With their large-scale endurance test, bank inspectors wanted to know every two years since the sovereign debt crisis how vulnerable European banks would be in the event of a crisis. This time, the crisis scenario was much more violent than before under the impression of the corona effects. Regulators assumed a recession by 2023, with economic output in the EU falling 3.6%. Unemployment would increase by 4.7 percentage points, market interest rates would continue to fall and, at the same time, prices for residential (minus 16.1 percent) and commercial (minus 31.2 percent) real estate. percent) would collapse – in the simulation.

Deutsche Bank and Commerzbank are well equipped for crises

Supervisors are first interested in what is called Tier 1 capital.
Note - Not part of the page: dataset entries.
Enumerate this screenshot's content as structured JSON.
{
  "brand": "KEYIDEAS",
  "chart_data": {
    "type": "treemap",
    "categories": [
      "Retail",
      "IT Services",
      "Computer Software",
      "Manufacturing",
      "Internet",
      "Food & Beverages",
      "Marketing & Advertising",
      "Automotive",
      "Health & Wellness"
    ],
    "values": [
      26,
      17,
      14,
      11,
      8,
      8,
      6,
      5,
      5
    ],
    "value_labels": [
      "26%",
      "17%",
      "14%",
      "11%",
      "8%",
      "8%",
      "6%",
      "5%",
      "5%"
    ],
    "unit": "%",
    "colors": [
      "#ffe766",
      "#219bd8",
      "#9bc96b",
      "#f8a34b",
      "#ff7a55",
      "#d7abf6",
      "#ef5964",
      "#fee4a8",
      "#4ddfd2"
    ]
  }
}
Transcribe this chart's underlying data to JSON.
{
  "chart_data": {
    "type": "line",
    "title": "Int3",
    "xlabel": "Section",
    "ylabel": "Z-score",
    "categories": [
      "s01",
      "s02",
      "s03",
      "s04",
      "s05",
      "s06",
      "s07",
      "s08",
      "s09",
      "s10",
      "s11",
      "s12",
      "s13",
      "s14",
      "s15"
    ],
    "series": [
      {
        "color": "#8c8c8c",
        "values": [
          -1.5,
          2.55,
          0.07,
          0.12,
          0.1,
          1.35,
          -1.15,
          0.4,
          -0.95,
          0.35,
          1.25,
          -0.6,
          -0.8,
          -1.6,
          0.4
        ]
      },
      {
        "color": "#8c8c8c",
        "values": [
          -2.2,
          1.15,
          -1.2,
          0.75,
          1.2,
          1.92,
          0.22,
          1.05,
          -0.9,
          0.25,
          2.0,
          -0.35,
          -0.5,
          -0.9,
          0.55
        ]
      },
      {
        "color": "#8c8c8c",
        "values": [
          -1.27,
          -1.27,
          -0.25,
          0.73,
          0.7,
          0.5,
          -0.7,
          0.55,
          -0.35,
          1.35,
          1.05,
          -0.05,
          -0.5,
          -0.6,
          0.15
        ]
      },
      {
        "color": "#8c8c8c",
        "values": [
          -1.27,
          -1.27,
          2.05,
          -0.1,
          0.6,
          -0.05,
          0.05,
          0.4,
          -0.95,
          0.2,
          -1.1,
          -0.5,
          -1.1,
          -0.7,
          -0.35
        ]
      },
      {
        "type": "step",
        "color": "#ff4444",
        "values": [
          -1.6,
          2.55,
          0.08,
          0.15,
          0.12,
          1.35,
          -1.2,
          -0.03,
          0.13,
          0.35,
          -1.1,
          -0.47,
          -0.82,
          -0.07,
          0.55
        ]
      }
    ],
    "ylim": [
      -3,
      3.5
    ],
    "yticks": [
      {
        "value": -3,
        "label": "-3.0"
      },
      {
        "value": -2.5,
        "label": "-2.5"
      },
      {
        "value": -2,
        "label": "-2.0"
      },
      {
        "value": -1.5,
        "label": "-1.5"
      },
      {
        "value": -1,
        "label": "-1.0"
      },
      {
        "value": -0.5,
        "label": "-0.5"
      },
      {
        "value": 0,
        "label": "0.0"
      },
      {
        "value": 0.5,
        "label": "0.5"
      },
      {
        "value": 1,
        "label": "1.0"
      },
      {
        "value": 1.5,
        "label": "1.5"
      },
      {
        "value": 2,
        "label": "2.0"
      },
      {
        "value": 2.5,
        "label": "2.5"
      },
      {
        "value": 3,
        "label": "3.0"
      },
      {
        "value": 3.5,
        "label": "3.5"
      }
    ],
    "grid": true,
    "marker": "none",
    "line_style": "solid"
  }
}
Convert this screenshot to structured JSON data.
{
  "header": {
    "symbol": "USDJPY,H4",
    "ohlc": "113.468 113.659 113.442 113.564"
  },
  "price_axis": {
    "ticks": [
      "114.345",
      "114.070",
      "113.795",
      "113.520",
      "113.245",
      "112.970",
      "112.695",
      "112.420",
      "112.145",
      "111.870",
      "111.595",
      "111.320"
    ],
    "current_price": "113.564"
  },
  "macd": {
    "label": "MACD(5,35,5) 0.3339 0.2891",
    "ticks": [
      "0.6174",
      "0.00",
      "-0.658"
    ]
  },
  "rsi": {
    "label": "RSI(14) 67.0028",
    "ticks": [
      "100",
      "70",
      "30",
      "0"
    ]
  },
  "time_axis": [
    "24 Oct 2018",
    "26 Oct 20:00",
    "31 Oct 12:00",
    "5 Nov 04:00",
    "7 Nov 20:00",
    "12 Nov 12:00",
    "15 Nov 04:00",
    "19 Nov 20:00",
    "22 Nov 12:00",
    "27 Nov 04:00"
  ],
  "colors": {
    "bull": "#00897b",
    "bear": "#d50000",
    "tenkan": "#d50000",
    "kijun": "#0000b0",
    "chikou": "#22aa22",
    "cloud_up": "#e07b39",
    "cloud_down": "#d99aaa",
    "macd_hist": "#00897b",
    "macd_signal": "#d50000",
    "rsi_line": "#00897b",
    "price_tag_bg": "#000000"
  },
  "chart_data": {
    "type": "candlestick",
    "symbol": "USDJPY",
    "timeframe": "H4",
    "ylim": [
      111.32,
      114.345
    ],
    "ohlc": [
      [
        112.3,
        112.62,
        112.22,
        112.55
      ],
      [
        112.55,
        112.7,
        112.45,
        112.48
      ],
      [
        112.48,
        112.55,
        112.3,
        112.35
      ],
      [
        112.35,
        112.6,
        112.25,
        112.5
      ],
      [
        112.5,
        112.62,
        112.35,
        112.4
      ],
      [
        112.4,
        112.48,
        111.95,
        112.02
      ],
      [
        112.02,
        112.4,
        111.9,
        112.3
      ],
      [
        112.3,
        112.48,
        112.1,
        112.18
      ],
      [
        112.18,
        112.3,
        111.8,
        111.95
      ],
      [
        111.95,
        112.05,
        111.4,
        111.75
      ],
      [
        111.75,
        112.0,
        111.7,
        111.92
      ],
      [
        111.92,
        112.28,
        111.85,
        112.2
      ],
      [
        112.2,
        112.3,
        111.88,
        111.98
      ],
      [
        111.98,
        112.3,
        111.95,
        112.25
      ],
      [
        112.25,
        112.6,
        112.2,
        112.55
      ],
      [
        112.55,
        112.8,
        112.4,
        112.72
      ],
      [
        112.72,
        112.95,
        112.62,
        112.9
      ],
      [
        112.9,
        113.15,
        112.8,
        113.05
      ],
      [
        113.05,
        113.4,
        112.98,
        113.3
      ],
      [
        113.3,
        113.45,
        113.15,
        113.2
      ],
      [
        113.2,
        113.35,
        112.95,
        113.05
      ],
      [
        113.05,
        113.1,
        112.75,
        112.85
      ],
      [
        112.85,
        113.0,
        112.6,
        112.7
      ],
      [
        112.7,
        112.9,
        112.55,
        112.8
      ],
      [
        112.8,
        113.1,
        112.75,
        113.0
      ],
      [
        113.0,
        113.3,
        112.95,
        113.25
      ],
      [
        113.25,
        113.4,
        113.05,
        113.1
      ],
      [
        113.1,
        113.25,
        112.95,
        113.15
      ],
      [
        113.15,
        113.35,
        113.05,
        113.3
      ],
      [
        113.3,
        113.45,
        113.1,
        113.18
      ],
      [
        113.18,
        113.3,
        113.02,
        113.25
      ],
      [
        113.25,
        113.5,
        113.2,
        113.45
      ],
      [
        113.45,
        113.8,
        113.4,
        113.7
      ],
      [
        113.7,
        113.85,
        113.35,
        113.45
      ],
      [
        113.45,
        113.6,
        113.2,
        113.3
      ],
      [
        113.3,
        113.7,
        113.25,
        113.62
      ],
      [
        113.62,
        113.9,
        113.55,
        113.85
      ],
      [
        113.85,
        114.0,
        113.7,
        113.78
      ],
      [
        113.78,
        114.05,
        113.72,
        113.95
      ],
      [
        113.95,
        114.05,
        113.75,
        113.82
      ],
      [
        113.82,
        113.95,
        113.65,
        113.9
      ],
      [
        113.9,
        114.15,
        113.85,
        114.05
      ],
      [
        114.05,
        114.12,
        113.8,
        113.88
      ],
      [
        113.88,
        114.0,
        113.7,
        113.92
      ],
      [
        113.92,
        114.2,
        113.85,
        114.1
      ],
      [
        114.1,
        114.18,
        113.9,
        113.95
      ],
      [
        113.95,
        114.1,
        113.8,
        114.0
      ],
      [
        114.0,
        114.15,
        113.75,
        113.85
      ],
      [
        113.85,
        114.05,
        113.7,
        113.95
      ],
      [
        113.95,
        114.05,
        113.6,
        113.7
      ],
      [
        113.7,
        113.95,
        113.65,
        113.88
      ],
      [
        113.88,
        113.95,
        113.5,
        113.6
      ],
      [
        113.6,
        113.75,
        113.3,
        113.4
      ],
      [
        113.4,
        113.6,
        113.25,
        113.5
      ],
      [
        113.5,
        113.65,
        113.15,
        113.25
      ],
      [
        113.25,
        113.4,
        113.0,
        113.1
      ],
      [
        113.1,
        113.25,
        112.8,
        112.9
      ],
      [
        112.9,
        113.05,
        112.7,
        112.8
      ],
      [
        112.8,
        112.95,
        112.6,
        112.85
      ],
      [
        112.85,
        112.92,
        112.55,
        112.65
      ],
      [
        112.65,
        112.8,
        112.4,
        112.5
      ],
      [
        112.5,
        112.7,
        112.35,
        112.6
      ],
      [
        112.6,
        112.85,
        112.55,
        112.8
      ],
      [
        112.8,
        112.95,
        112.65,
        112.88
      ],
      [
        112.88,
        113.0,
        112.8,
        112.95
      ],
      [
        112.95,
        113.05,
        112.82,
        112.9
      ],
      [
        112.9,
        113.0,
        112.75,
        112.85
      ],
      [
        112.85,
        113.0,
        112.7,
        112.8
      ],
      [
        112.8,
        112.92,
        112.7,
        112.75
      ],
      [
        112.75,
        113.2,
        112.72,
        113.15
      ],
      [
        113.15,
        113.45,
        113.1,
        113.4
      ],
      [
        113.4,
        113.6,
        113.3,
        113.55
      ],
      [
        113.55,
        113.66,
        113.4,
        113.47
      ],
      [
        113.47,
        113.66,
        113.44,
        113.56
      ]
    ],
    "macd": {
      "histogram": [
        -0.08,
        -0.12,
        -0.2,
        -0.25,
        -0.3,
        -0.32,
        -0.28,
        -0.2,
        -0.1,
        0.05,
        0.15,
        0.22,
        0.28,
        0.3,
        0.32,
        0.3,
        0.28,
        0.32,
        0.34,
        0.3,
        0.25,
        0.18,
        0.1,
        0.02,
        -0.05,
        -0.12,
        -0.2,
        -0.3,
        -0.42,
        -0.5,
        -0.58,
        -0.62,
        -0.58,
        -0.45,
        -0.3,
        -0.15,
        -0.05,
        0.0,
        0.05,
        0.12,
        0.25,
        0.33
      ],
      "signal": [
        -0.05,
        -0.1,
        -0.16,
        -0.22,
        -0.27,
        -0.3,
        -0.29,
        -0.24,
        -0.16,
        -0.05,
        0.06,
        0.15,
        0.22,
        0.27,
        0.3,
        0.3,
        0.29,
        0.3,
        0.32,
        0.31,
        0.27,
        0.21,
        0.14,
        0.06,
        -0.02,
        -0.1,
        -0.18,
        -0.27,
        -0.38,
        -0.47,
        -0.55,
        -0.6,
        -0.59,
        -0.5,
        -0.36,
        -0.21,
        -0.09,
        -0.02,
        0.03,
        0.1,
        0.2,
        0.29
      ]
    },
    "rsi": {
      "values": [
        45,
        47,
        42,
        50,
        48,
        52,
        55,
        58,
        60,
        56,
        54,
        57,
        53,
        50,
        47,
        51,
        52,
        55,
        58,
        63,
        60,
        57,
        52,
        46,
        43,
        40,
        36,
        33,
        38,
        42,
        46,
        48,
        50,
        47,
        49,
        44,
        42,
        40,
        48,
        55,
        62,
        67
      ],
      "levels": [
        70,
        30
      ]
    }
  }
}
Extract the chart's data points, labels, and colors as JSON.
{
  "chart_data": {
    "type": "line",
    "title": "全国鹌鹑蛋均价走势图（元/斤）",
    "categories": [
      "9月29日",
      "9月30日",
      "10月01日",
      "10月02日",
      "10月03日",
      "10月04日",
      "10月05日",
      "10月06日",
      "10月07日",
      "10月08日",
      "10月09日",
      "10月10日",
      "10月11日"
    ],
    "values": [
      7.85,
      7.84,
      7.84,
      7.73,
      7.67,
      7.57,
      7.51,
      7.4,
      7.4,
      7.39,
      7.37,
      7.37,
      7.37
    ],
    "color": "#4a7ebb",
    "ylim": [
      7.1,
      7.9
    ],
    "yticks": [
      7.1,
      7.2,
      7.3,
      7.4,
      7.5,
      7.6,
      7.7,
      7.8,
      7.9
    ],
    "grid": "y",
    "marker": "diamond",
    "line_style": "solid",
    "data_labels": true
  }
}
In other words, on the capital that banks have without restriction even in the event of losses. Requirements in this regard have been tightened since the financial crisis. At that time, on the basis of a banking crisis in the United States, many European banks were on the verge of collapse or could only be saved by government capital subsidies. The stress test shows that this is much less likely today. “European banks are strong, they are resilient,” ECB Vice President Luis de Guindos said in an interview.

This declaration could, with certain reservations, also be transferred to German houses. In the current stress test, besides Deutsche Bank and Commerzbank, DZ Bank, Landesbanken LBBW, Helaba and Bayern-LB as well as the Volkswagen Group Bank had to provide data. Deutsche Bank, now with a lush core capital ratio of 13.6%, would be hard-hit in the crisis scenario: its capital buffer would shrink to 7.6%. This would leave little, but still significantly more than the minimum of 5.9% required by the supervisory authority. Despite the much more drastic scenario, the result is only slightly worse than in 2018, stressed Germany’s largest financial institution. In a worst-case scenario, Commerzbank’s equity ratio would fall to 8.2%.

In total, the EBA had the stress test scenarios calculated by 50 financial institutions from 15 countries. 38 of them are euro zone banks which are directly controlled by the ECB. At the same time, the central bank examined 51 of the 114 institutions directly supervised by it. The partially nationalized Italian bank Monte dei Paschi came last in the test, and its capital ratio even turned negative in the stress scenario.